"WBRW" wrote in message
...
How is AM stereo doing in the US?
Just about dead. Few receivers available except for some OEM car
radios, fewer and fewer stations broadcasting it.
But there are still more than 10 times as many AM Stereo stations as
there are AM stations using IBOC.
Let's say there are turly 200 AM stereo stations left... you are saying
there are fewer than 20 AM IBOC staitons.
Just the company I am with has 5, and there are already about 50 on the air
and another roughly 200 ordered and in construction.
Since IBOC does not coexist with AM stereo, it's over. The IBOC stations are
in major markets, and the AM stereos are generally X-band or oddball
stations with a penchant for suffering.
And as for "fewer and fewer
stations broadcasting it", you could say that about IBOC -- within my
listening range here in NJ, there are at least half a dozen stations
which tested IBOC for a few weeks or months and then gave up on it.

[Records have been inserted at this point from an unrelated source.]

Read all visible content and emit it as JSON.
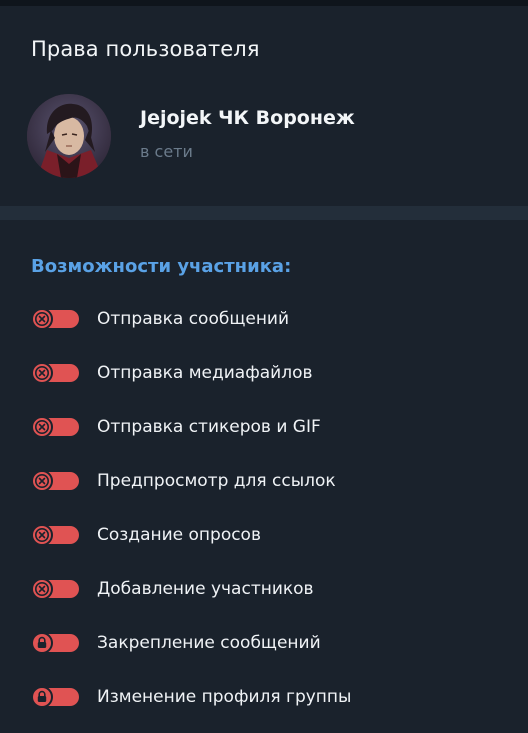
{
  "header": {
    "title": "Права пользователя"
  },
  "user": {
    "name": "Jejojek ЧК Воронеж",
    "status": "в сети"
  },
  "permissions": {
    "section_title": "Возможности участника:",
    "items": [
      {
        "label": "Отправка сообщений",
        "state": "off",
        "icon": "cross-icon"
      },
      {
        "label": "Отправка медиафайлов",
        "state": "off",
        "icon": "cross-icon"
      },
      {
        "label": "Отправка стикеров и GIF",
        "state": "off",
        "icon": "cross-icon"
      },
      {
        "label": "Предпросмотр для ссылок",
        "state": "off",
        "icon": "cross-icon"
      },
      {
        "label": "Создание опросов",
        "state": "off",
        "icon": "cross-icon"
      },
      {
        "label": "Добавление участников",
        "state": "off",
        "icon": "cross-icon"
      },
      {
        "label": "Закрепление сообщений",
        "state": "locked",
        "icon": "lock-icon"
      },
      {
        "label": "Изменение профиля группы",
        "state": "locked",
        "icon": "lock-icon"
      }
    ]
  },
  "colors": {
    "background": "#1a222c",
    "accent": "#5aa2e6",
    "toggle_off": "#e05353",
    "status_text": "#6b7b8b"
  }
}
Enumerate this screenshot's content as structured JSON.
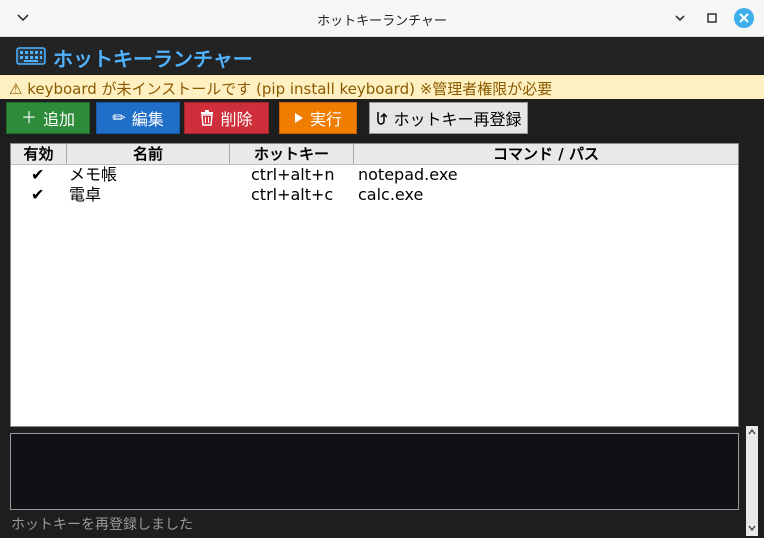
{
  "window": {
    "title": "ホットキーランチャー"
  },
  "header": {
    "title": "ホットキーランチャー"
  },
  "warning": {
    "text": "⚠ keyboard が未インストールです (pip install keyboard) ※管理者権限が必要"
  },
  "toolbar": {
    "add_label": "追加",
    "edit_label": "編集",
    "delete_label": "削除",
    "run_label": "実行",
    "reregister_label": "ホットキー再登録"
  },
  "table": {
    "columns": [
      "有効",
      "名前",
      "ホットキー",
      "コマンド / パス"
    ],
    "rows": [
      {
        "enabled": "✔",
        "name": "メモ帳",
        "hotkey": "ctrl+alt+n",
        "command": "notepad.exe"
      },
      {
        "enabled": "✔",
        "name": "電卓",
        "hotkey": "ctrl+alt+c",
        "command": "calc.exe"
      }
    ]
  },
  "status": {
    "text": "ホットキーを再登録しました"
  },
  "icons": {
    "app": "keyboard-icon",
    "add": "plus-icon",
    "edit": "pencil-icon",
    "delete": "trash-icon",
    "run": "play-icon",
    "reregister": "refresh-icon"
  },
  "colors": {
    "accent": "#4fb3ff",
    "add": "#2e8b3a",
    "edit": "#1f6ec8",
    "delete": "#cf2f3a",
    "run": "#f07d00",
    "warning_bg": "#fff0c2",
    "warning_text": "#8a5a00"
  }
}
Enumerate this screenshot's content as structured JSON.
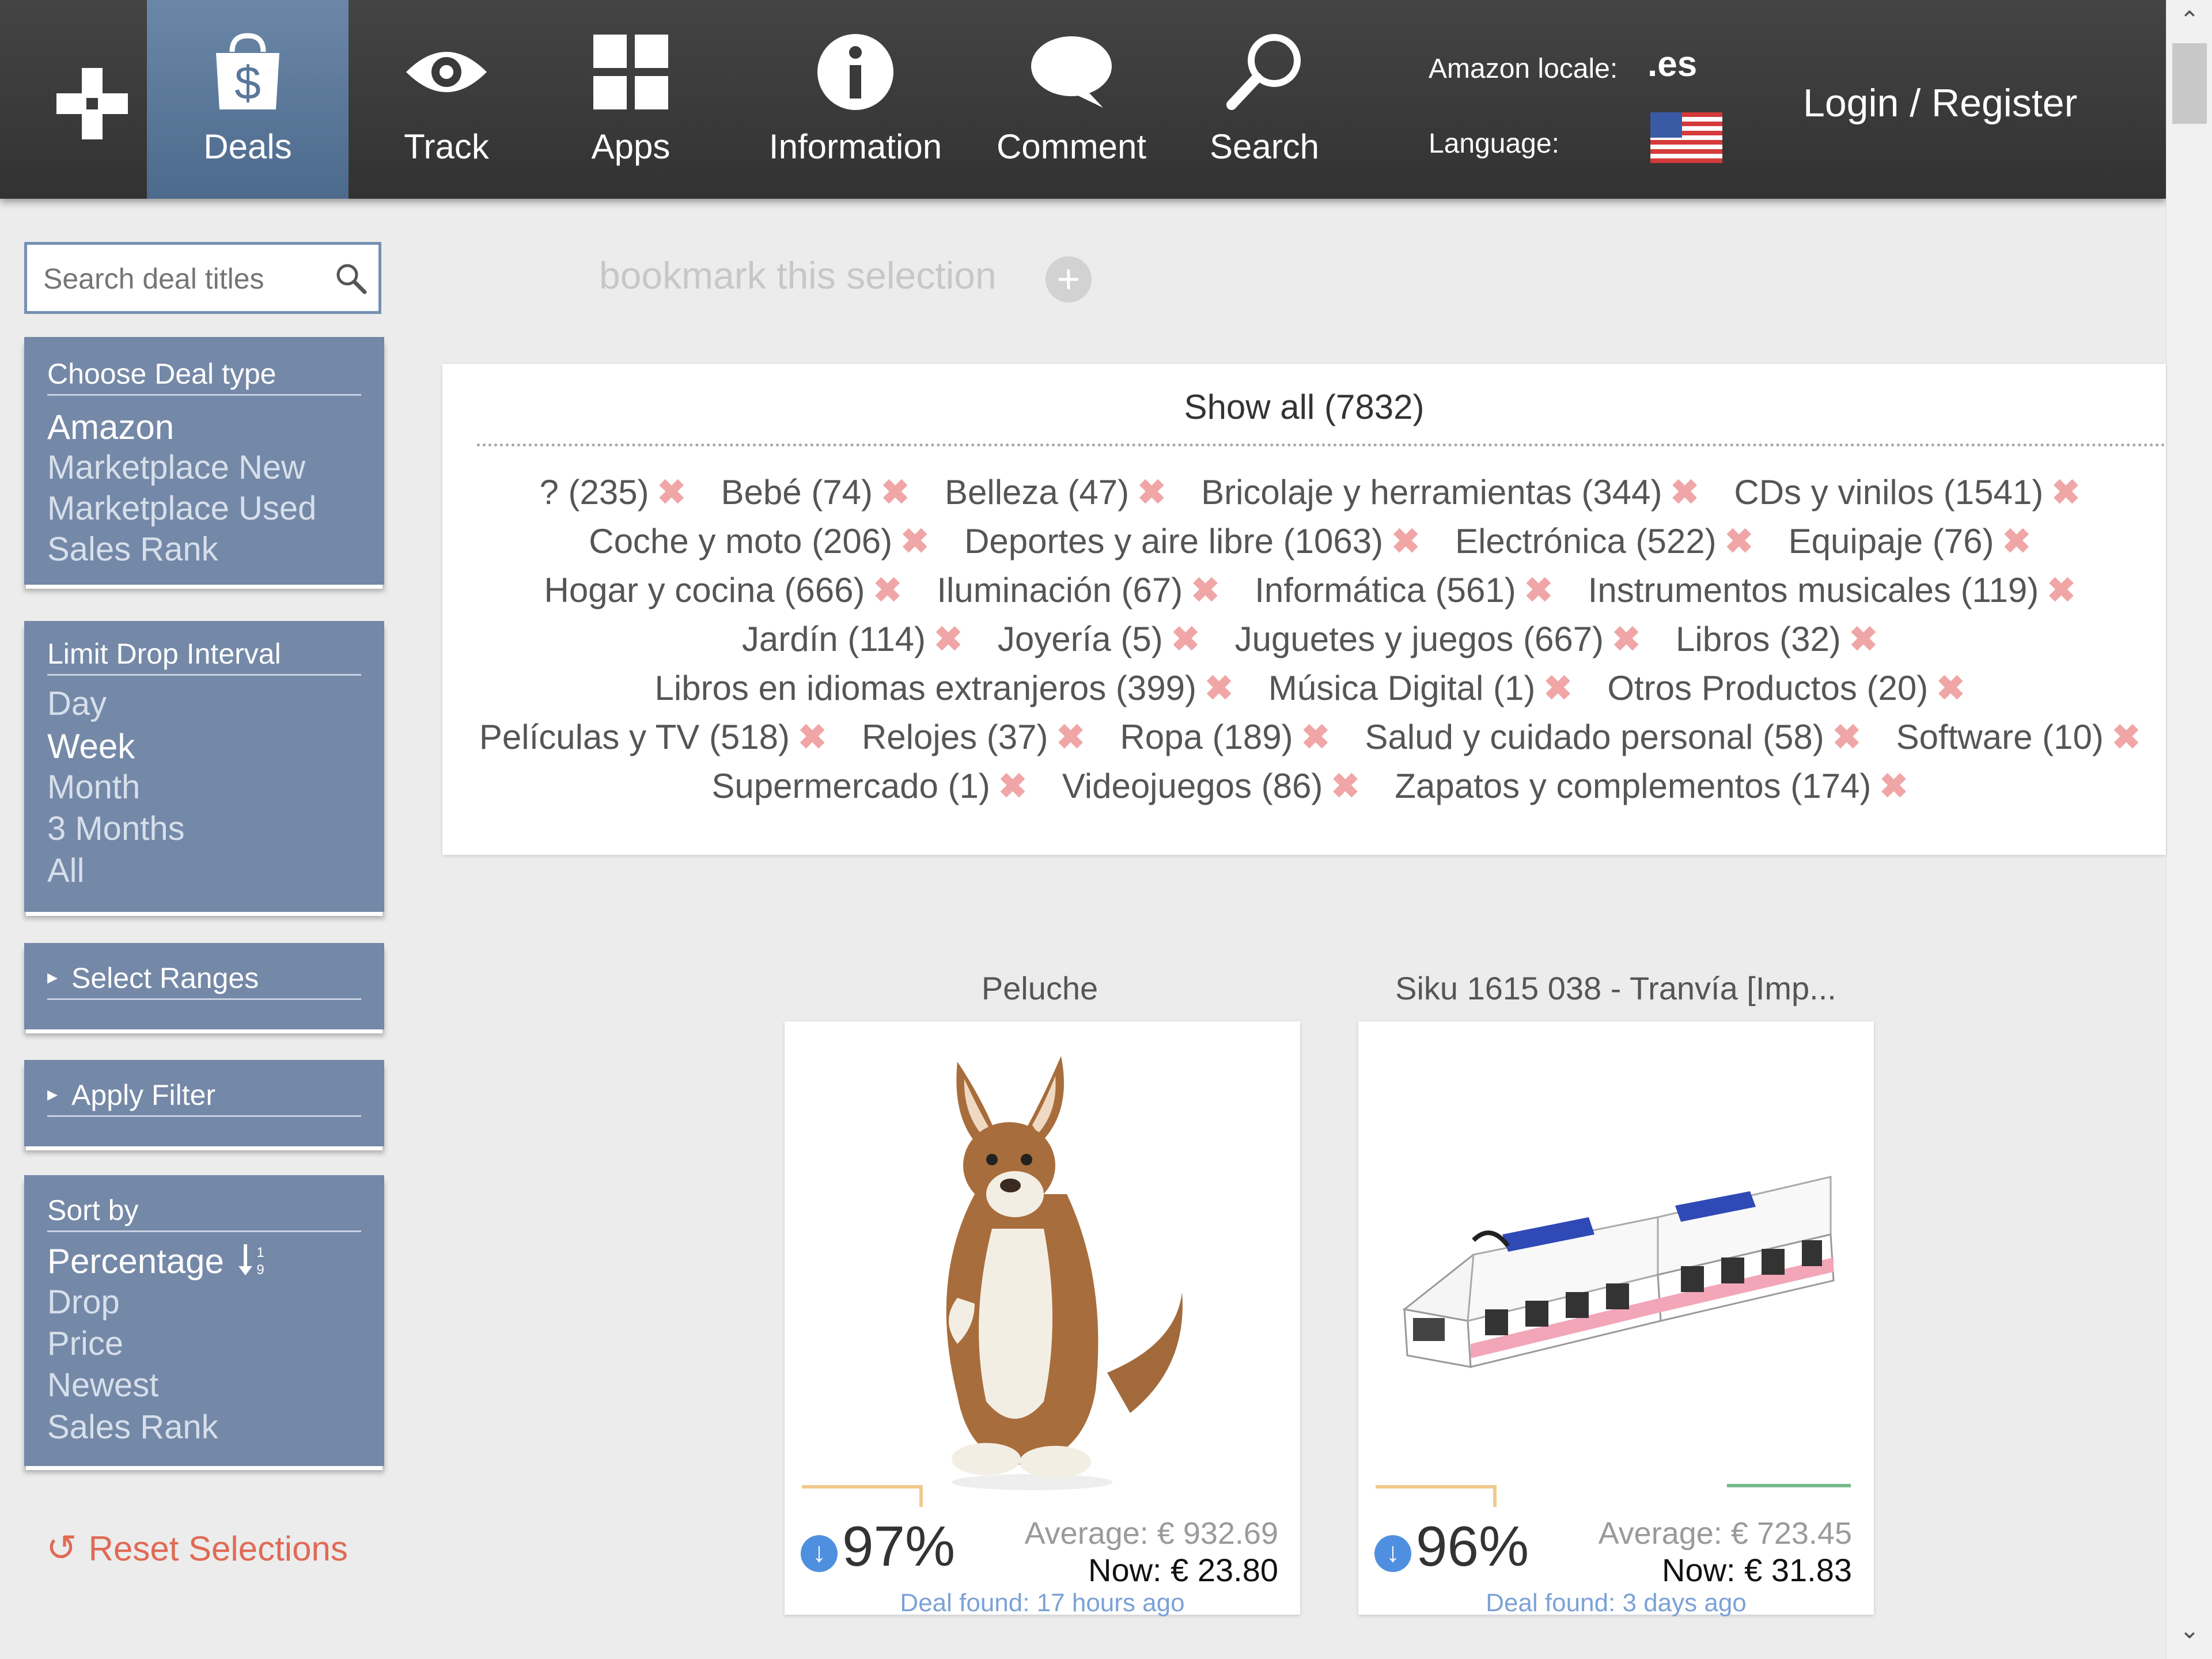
{
  "nav": {
    "items": [
      {
        "label": "Deals"
      },
      {
        "label": "Track"
      },
      {
        "label": "Apps"
      },
      {
        "label": "Information"
      },
      {
        "label": "Comment"
      },
      {
        "label": "Search"
      }
    ],
    "locale_label": "Amazon locale:",
    "locale_value": ".es",
    "language_label": "Language:",
    "login": "Login / Register"
  },
  "sidebar": {
    "search_placeholder": "Search deal titles",
    "deal_type": {
      "header": "Choose Deal type",
      "options": [
        "Amazon",
        "Marketplace New",
        "Marketplace Used",
        "Sales Rank"
      ],
      "selected": "Amazon"
    },
    "interval": {
      "header": "Limit Drop Interval",
      "options": [
        "Day",
        "Week",
        "Month",
        "3 Months",
        "All"
      ],
      "selected": "Week"
    },
    "select_ranges": "Select Ranges",
    "apply_filter": "Apply Filter",
    "sort": {
      "header": "Sort by",
      "options": [
        "Percentage",
        "Drop",
        "Price",
        "Newest",
        "Sales Rank"
      ],
      "selected": "Percentage"
    },
    "reset": "Reset Selections"
  },
  "main": {
    "bookmark": "bookmark this selection",
    "show_all": "Show all (7832)",
    "categories": [
      "? (235)",
      "Bebé (74)",
      "Belleza (47)",
      "Bricolaje y herramientas (344)",
      "CDs y vinilos (1541)",
      "Coche y moto (206)",
      "Deportes y aire libre (1063)",
      "Electrónica (522)",
      "Equipaje (76)",
      "Hogar y cocina (666)",
      "Iluminación (67)",
      "Informática (561)",
      "Instrumentos musicales (119)",
      "Jardín (114)",
      "Joyería (5)",
      "Juguetes y juegos (667)",
      "Libros (32)",
      "Libros en idiomas extranjeros (399)",
      "Música Digital (1)",
      "Otros Productos (20)",
      "Películas y TV (518)",
      "Relojes (37)",
      "Ropa (189)",
      "Salud y cuidado personal (58)",
      "Software (10)",
      "Supermercado (1)",
      "Videojuegos (86)",
      "Zapatos y complementos (174)"
    ],
    "deals": [
      {
        "title": "Peluche",
        "percent": "97%",
        "average": "Average: € 932.69",
        "now": "Now: € 23.80",
        "found": "Deal found: 17 hours ago",
        "image": "plush-kangaroo"
      },
      {
        "title": "Siku 1615 038 - Tranvía [Imp...",
        "percent": "96%",
        "average": "Average: € 723.45",
        "now": "Now: € 31.83",
        "found": "Deal found: 3 days ago",
        "image": "toy-tram"
      }
    ]
  },
  "colors": {
    "topbar": "#3a3a3a",
    "active_tab": "#5a779a",
    "panel": "#7488a7",
    "reset": "#e06a55",
    "remove_x": "#f0a6a6"
  }
}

And which would they be? I don't know of that many in the whole country, and
the few that there are had problems with thier antenna system, not with IBOC
per se.
For example, iBiquity's web site lists 860 WWDB in Philly and 930 WPAT
and 1480 WZRC in the NYC area as current IBOC signals, but all of
these stations haven't transmitted IBOC in almost a year now. This
kind of track record does not inspire much confidence in the future of
IBOC, at least on the AM band.
The two NY stations have horrible DA systems, neither being optimized for
low-Q and bandwidth. And both are ethnic, not candidates for effective use
of IBOC when brokers bring thier programs on home made cassettes or CDs.